Ein Mann lacht.

Lachen

Pathologisches Lachen

Wir lachen über einen guten Witz – weil wir die Pointe lustig finden oder dem anderen gefallen wollen. Was aber, wenn jemand immer wieder grundlos lacht?

Von Sami Skalli

Lachen als Krankheit

Für manche Menschen ist Lachen kein Spaß. Sie leiden unter einer Krankheit, die Fachleute als "Pathologisches Lachen" bezeichnen. "Die Betroffenen lachen ohne einen erkennbaren Auslöser", sagt Torsten Kratz, Oberarzt für Gerontopsychiatrie und -psychotherapie in Berlin.

Es hat also niemand einen Witz gerissen.
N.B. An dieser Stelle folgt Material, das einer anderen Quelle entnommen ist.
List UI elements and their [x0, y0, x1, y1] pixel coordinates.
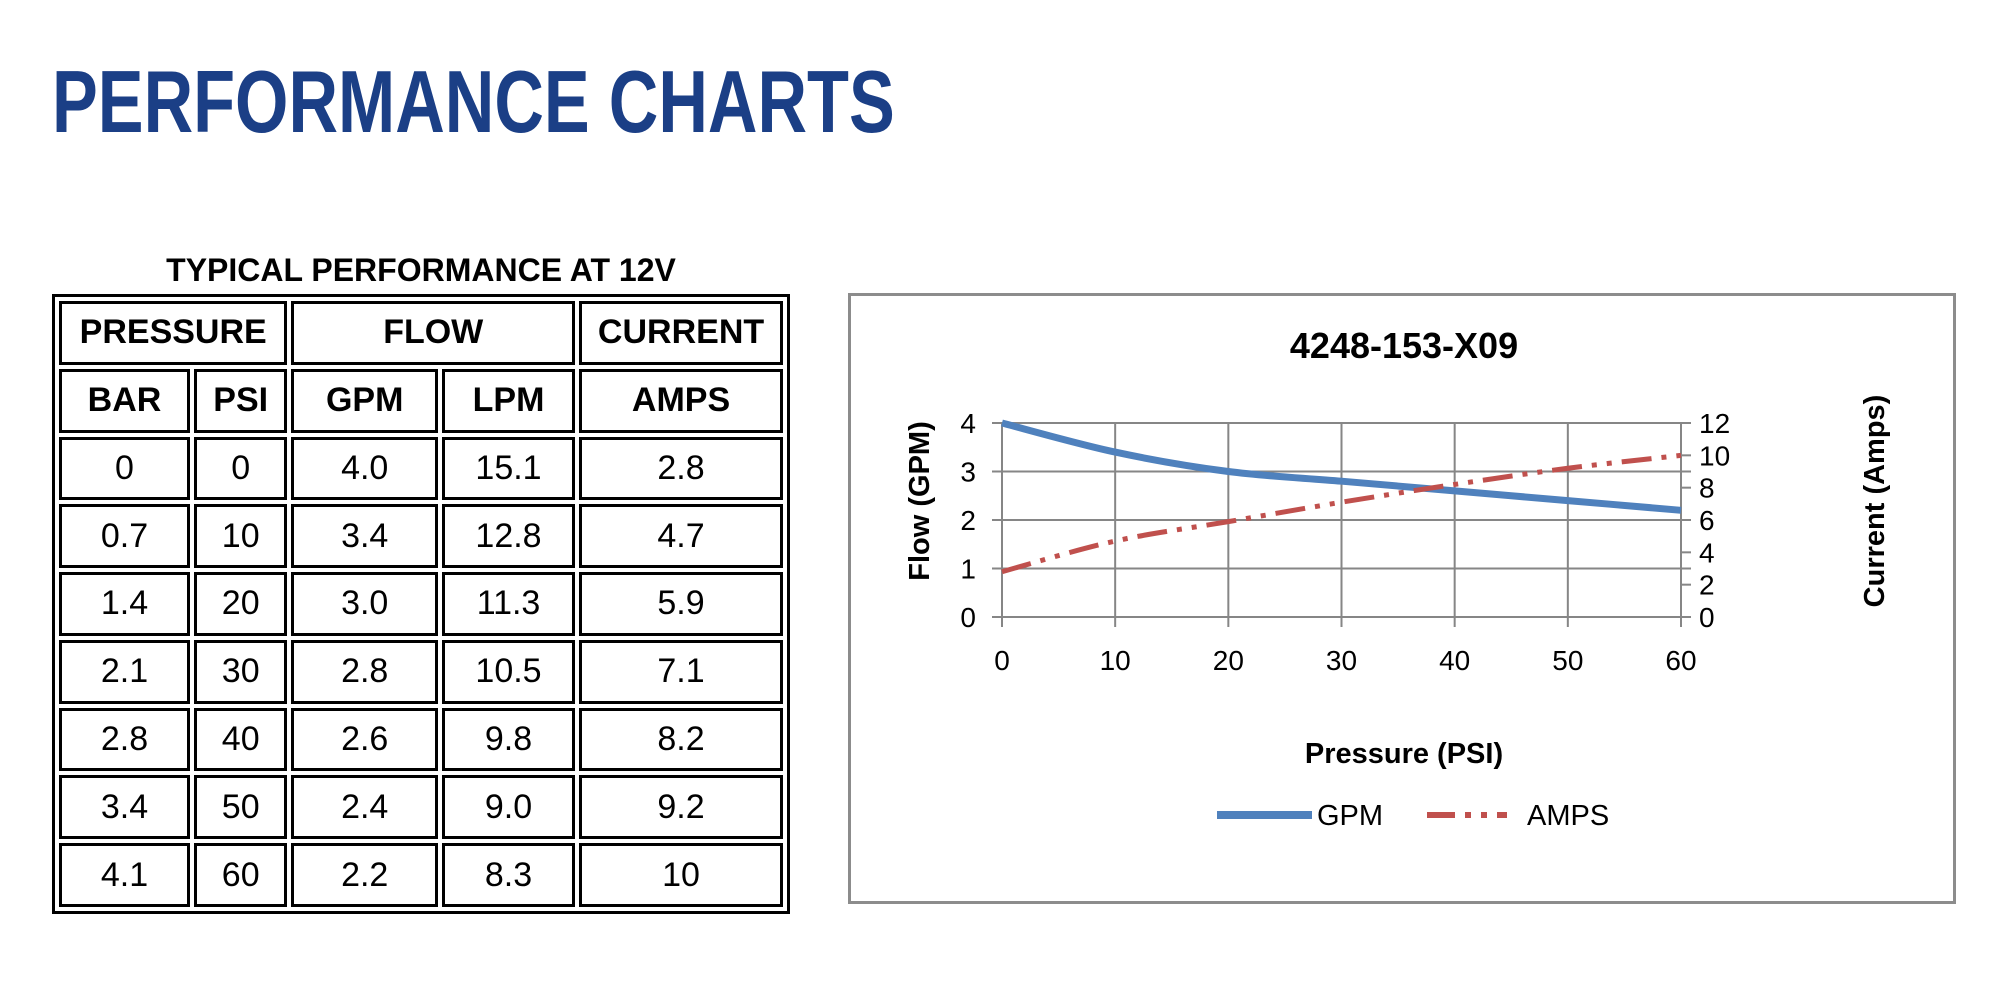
cell-psi: 60: [193, 843, 288, 907]
cell-lpm: 11.3: [441, 572, 576, 636]
cell-gpm: 2.8: [291, 639, 438, 704]
y-axis-label: Flow (GPM): [904, 421, 936, 580]
cell-psi: 30: [193, 639, 288, 704]
header-flow: FLOW: [291, 301, 576, 365]
series: [1001, 419, 1682, 575]
legend-amps-label: AMPS: [1527, 800, 1609, 832]
table-row: 0.7 10 3.4 12.8 4.7: [59, 504, 783, 569]
chart-frame: 0 1 2 3 4 0 2 4 6 8 10 12 0 10 20 30 40 50 60 4248-153-X09…: [848, 293, 1956, 904]
table-row: 1.4 20 3.0 11.3 5.9: [59, 572, 783, 636]
group-header-row: PRESSURE FLOW CURRENT: [59, 301, 783, 365]
cell-bar: 3.4: [59, 775, 190, 840]
cell-psi: 50: [193, 775, 288, 840]
cell-gpm: 2.2: [291, 843, 438, 907]
cell-gpm: 3.4: [291, 504, 438, 569]
header-psi: PSI: [193, 368, 288, 433]
table-row: 4.1 60 2.2 8.3 10: [59, 843, 783, 907]
y-tick-label: 1: [960, 554, 976, 585]
y2-tick-label: 6: [1699, 505, 1715, 536]
y-tick-label: 2: [960, 505, 976, 536]
cell-amps: 5.9: [579, 572, 783, 636]
chart-title: 4248-153-X09: [1290, 325, 1518, 366]
cell-bar: 0: [59, 436, 190, 501]
header-bar: BAR: [59, 368, 190, 433]
y-tick-label: 4: [960, 408, 976, 439]
cell-psi: 10: [193, 504, 288, 569]
y2-tick-label: 8: [1699, 473, 1715, 504]
x-tick-label: 10: [1100, 645, 1131, 676]
legend-gpm-label: GPM: [1317, 800, 1383, 832]
cell-bar: 2.1: [59, 639, 190, 704]
table-row: 2.8 40 2.6 9.8 8.2: [59, 707, 783, 772]
x-tick-label: 40: [1439, 645, 1470, 676]
cell-bar: 1.4: [59, 572, 190, 636]
cell-lpm: 15.1: [441, 436, 576, 501]
cell-lpm: 12.8: [441, 504, 576, 569]
cell-lpm: 9.0: [441, 775, 576, 840]
y2-axis-label: Current (Amps): [1859, 395, 1891, 608]
y2-tick-label: 12: [1699, 408, 1730, 439]
performance-table: PRESSURE FLOW CURRENT BAR PSI GPM LPM AM…: [52, 294, 790, 914]
cell-lpm: 8.3: [441, 843, 576, 907]
cell-amps: 9.2: [579, 775, 783, 840]
header-pressure: PRESSURE: [59, 301, 288, 365]
x-tick-label: 20: [1213, 645, 1244, 676]
page-title: PERFORMANCE CHARTS: [52, 52, 895, 151]
y2-tick-label: 2: [1699, 570, 1715, 601]
y2-tick-label: 10: [1699, 440, 1730, 471]
cell-psi: 40: [193, 707, 288, 772]
x-axis-label: Pressure (PSI): [1305, 738, 1503, 770]
cell-gpm: 4.0: [291, 436, 438, 501]
header-current: CURRENT: [579, 301, 783, 365]
cell-psi: 0: [193, 436, 288, 501]
header-lpm: LPM: [441, 368, 576, 433]
y2-tick-label: 0: [1699, 602, 1715, 633]
header-gpm: GPM: [291, 368, 438, 433]
cell-gpm: 3.0: [291, 572, 438, 636]
table-row: 0 0 4.0 15.1 2.8: [59, 436, 783, 501]
series-line-amps: [1001, 452, 1682, 575]
table-row: 3.4 50 2.4 9.0 9.2: [59, 775, 783, 840]
y-tick-label: 3: [960, 457, 976, 488]
cell-amps: 4.7: [579, 504, 783, 569]
x-tick-label: 30: [1326, 645, 1357, 676]
table-caption: TYPICAL PERFORMANCE AT 12V: [166, 252, 676, 288]
legend: GPM AMPS: [1217, 800, 1609, 832]
cell-lpm: 10.5: [441, 639, 576, 704]
cell-psi: 20: [193, 572, 288, 636]
cell-gpm: 2.4: [291, 775, 438, 840]
cell-bar: 0.7: [59, 504, 190, 569]
cell-amps: 2.8: [579, 436, 783, 501]
x-tick-label: 50: [1552, 645, 1583, 676]
cell-bar: 4.1: [59, 843, 190, 907]
y-tick-label: 0: [960, 602, 976, 633]
cell-amps: 7.1: [579, 639, 783, 704]
header-amps: AMPS: [579, 368, 783, 433]
cell-lpm: 9.8: [441, 707, 576, 772]
cell-amps: 8.2: [579, 707, 783, 772]
cell-amps: 10: [579, 843, 783, 907]
cell-gpm: 2.6: [291, 707, 438, 772]
sub-header-row: BAR PSI GPM LPM AMPS: [59, 368, 783, 433]
y2-tick-label: 4: [1699, 537, 1715, 568]
cell-bar: 2.8: [59, 707, 190, 772]
x-tick-label: 60: [1665, 645, 1696, 676]
x-tick-label: 0: [994, 645, 1010, 676]
table-row: 2.1 30 2.8 10.5 7.1: [59, 639, 783, 704]
series-line-gpm: [1001, 419, 1682, 514]
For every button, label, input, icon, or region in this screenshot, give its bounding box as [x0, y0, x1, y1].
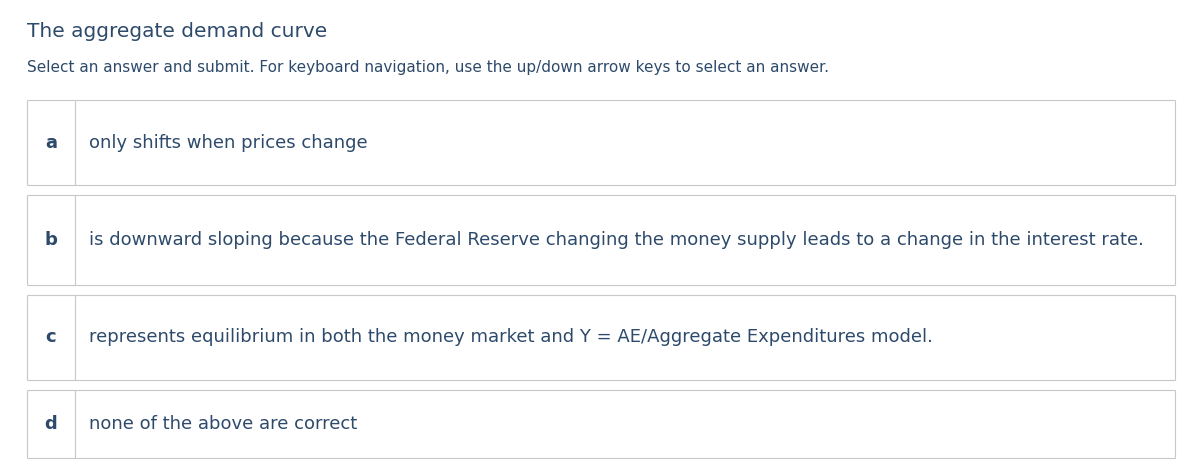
Text: only shifts when prices change: only shifts when prices change	[89, 133, 367, 152]
Text: d: d	[44, 415, 58, 433]
Text: none of the above are correct: none of the above are correct	[89, 415, 358, 433]
Text: The aggregate demand curve: The aggregate demand curve	[28, 22, 328, 41]
Text: b: b	[44, 231, 58, 249]
Text: a: a	[46, 133, 58, 152]
Text: c: c	[46, 328, 56, 346]
Text: represents equilibrium in both the money market and Y = AE/Aggregate Expenditure: represents equilibrium in both the money…	[89, 328, 932, 346]
Text: Select an answer and submit. For keyboard navigation, use the up/down arrow keys: Select an answer and submit. For keyboar…	[28, 60, 829, 75]
Text: is downward sloping because the Federal Reserve changing the money supply leads : is downward sloping because the Federal …	[89, 231, 1144, 249]
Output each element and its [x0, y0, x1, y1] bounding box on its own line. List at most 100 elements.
Der Betroffene muss lachen, weil sein Körper ihn dazu zwingt. "Stellen Sie sich vor, Sie sind sehr traurig und müssen unweigerlich laut lachen, ohne zu wissen warum", sagt Kratz. Er hat Studien an Patienten durchgeführt, die unter dem Pathologischen Lachen leiden.

Vom eigenen Lachen überrumpelt

Wenn ein Mensch lacht, holt er tief Luft, die Atemhilfsmuskulatur fängt zu arbeiten an und die Atemfrequenz ändert sich ebenso wie der Gesichtsausdruck. Er gibt Laute von sich.

Bei Menschen, die unter dem Pathologischen Lachen leiden, läuft dieses Programm auch ab, allerdings losgelöst von der eigenen Stimmungslage. Der Betroffene wird vom Lachen überrumpelt – und zwar immer mit voller Intensität. Nuancen des Lachens zeigen die Patienten in diesen Momenten nicht.

"Das Lachen hat einen körperlichen und einen seelischen Anteil", sagt Kratz. Der körperliche Anteil des Lachens läuft rein mechanisch über bestimmte Hirnregionen ab. Bei Patienten mit Pathologischem Lachen haben diese Zentren einen Schaden erlitten, etwa durch einen Schlaganfall oder Multiple Sklerose.

Auf die Menschen in der Umgebung wirken die scheinbar willkürlichen Lachanfälle des Betroffenen bizarr. "Viele denken gleich: Der oder die ist irre", sagt Kratz.

Ein junger, indischer Mann lacht lauthalt. Er trägt ein weißes Hemd und ist vor weißem Hintergrund abgelichtet.

Manche Menschen können das Lachen nicht kontrollieren

Die Betroffenen sind selbst irritiert

Die Betroffenen selbst sind sichtlich irritiert, dass sie das Lachen nicht unter Kontrolle haben. Nach der Lachattacke fangen sie häufig unvermittelt zu weinen an (man spricht daher auch vom "Pathologischen Lachen und Weinen").

Die organische Ursache der Krankheit lässt sich kaum behandeln, da die Hirnregionen der Patienten in der Regel irreparable Schäden davongetragen haben. Betroffen sind der Frontallappen der Großhirnrinde, bestimmte Mittelhirnbereiche und der Hirnstamm.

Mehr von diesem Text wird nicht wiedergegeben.